Acute worsening of psychosis based on a clinical evaluation (score of 6 or 7 on the CGI-S scale)
Coercive measures
Females of child-bearing potential who are pregnant, breast-feeding or have intention of becoming pregnant.
Women who are not willing to use adequate contraceptive during the full length of the study
Patients treated with corticosteroids or other hormone therapy (except oestrogens)

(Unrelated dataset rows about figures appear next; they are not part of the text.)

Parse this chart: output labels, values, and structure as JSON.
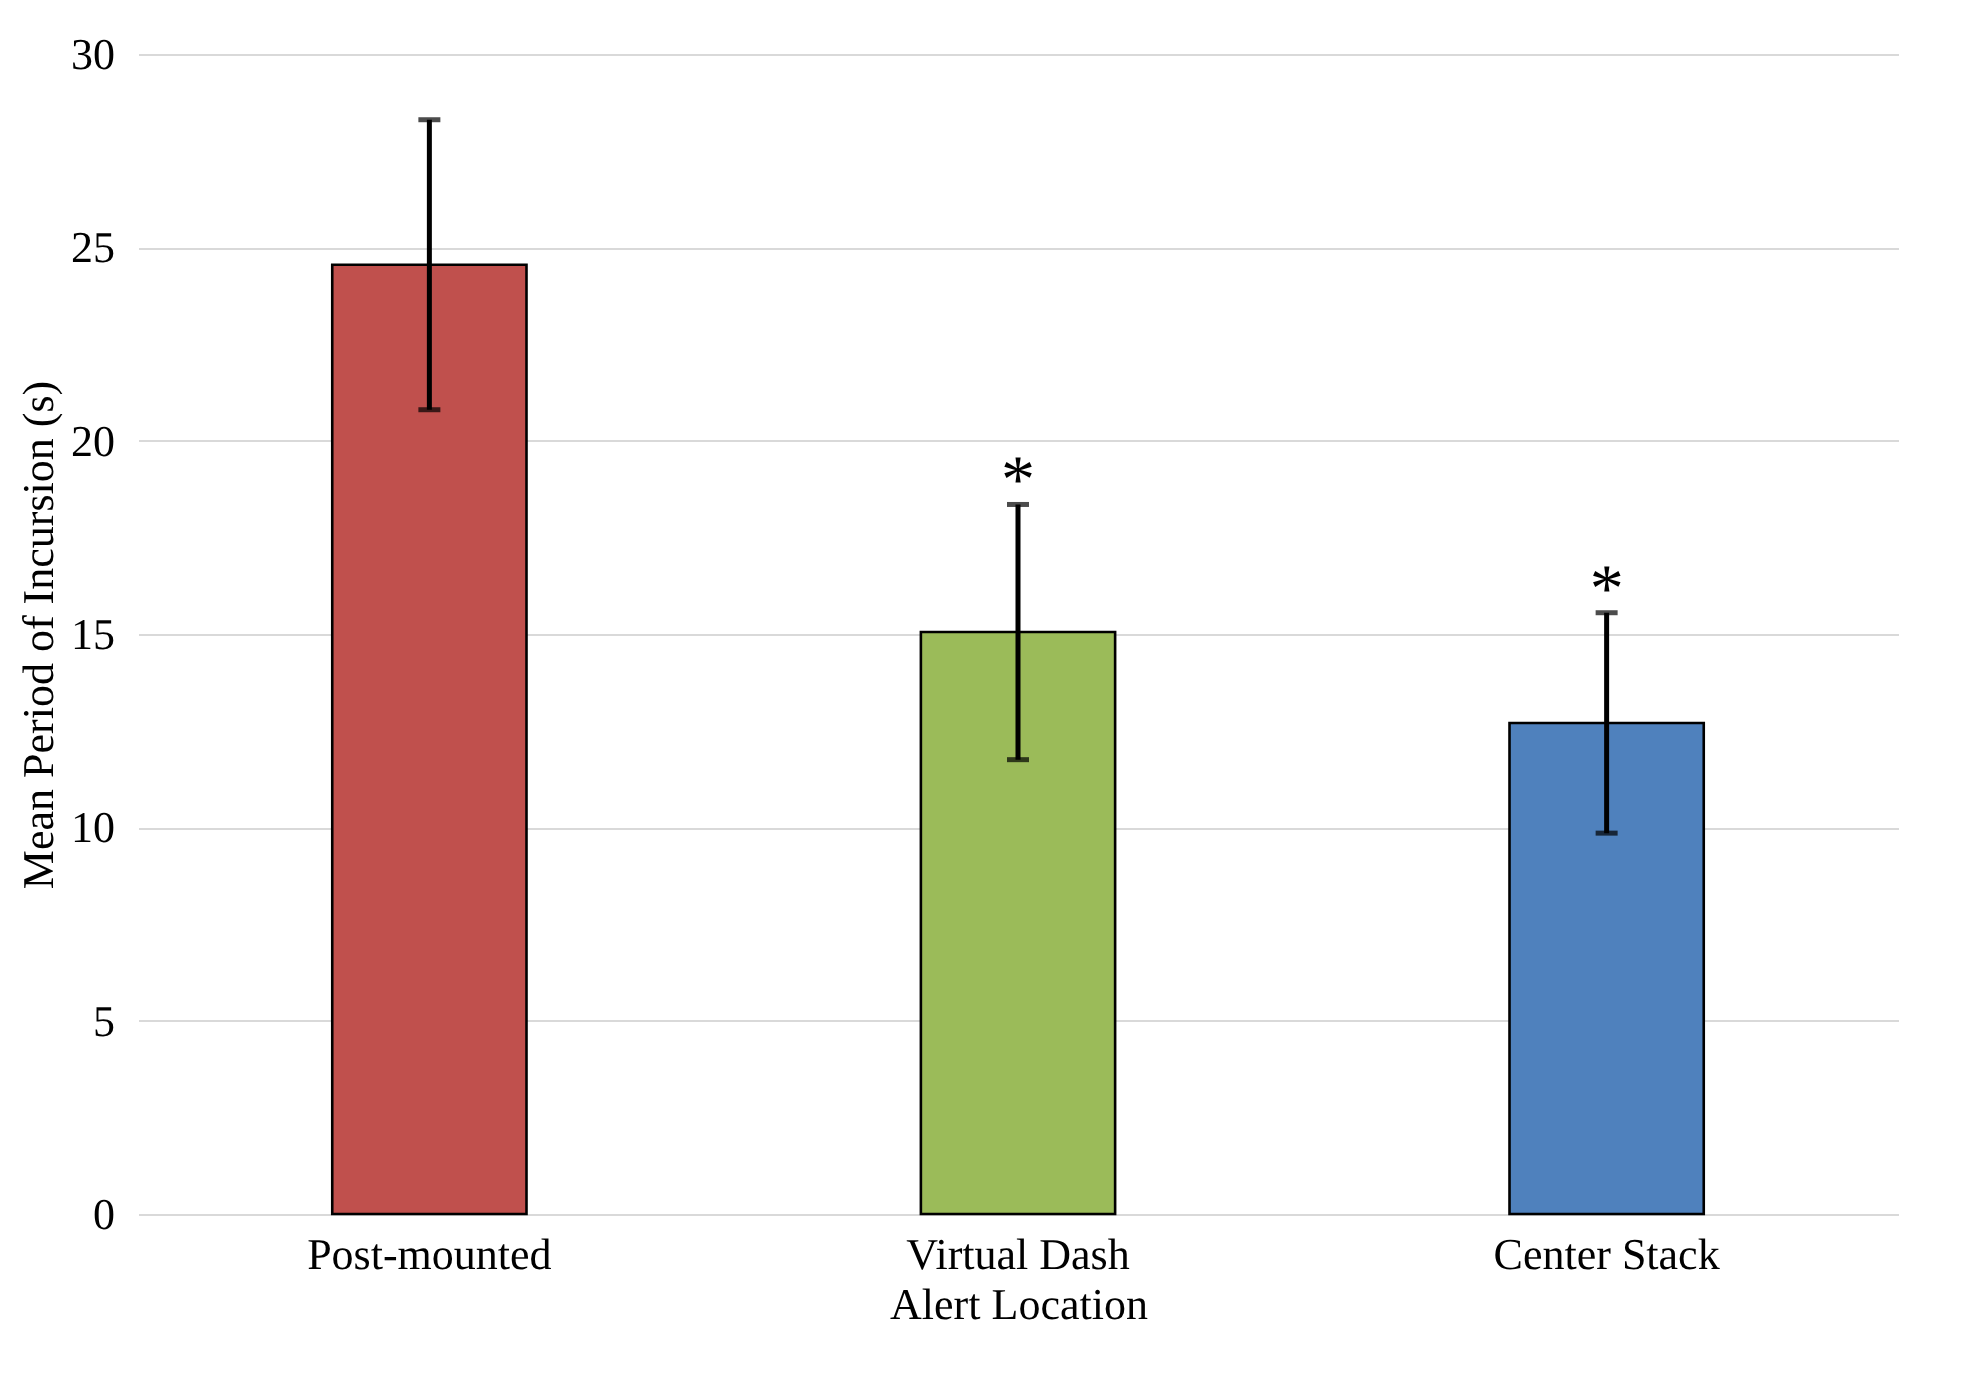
{
  "chart_data": {
    "type": "bar",
    "xlabel": "Alert Location",
    "ylabel": "Mean Period of Incursion (s)",
    "categories": [
      "Post-mounted",
      "Virtual Dash",
      "Center Stack"
    ],
    "values": [
      24.55,
      15.05,
      12.7
    ],
    "errors": [
      3.75,
      3.3,
      2.85
    ],
    "colors": [
      "#c0504d",
      "#9bbb59",
      "#4f81bd"
    ],
    "ylim": [
      0,
      30
    ],
    "yticks": [
      0,
      5,
      10,
      15,
      20,
      25,
      30
    ],
    "grid": "y",
    "legend": false,
    "annotations": [
      {
        "text": "*",
        "x": "Virtual Dash",
        "y": 18.35
      },
      {
        "text": "*",
        "x": "Center Stack",
        "y": 15.55
      }
    ]
  }
}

Any active substance abuse or dependence for the past six months (except for nicotine)
Impaired hepatic function (plasma liver transaminases >3 times upper normal limit)
Impaired renal function (serum creatinine >150 μmol/l and/or macroalbuminuria)
Impaired pancreatic function (acute or chronic pancreatitis and/or plasma amylase >2 times upper normal limit)
Cardiac problems defined as decompensated heart failure (NYHA class III/IV), unstable angina pectoris and/or myocardial infarction within the last 12 months
Hypertension with systolic blood pressure >180 mmHg or diastolic blood pressure >100 mmHg
Any condition that the investigator feels would interfere with trial participation
Receiving any experimental or pre-marketing drug within the last 3 months
Use of weight-lowering pharmacotherapy within the preceding 3 month
Known type 1 diabetes
Suicidal behavior as judged by the investigator and based on clinical evaluation. At all contact with patient attendance possible suicidality will be evaluated according to the guidelines. If the patient is evaluated as suicidal, the person will be excluded from the study and evaluated by a senior consultant in psychiatry, who will take further action.
Plasma HbA1c > 57 mmol/mol (tested twice) in which case the patient will be excluded from the study and transferred to general practitioner or hospital for diabetic treatment. No diabetic medication is allowed except for the trial medicin.
Any known contraindication towards the treatment with semaglutide.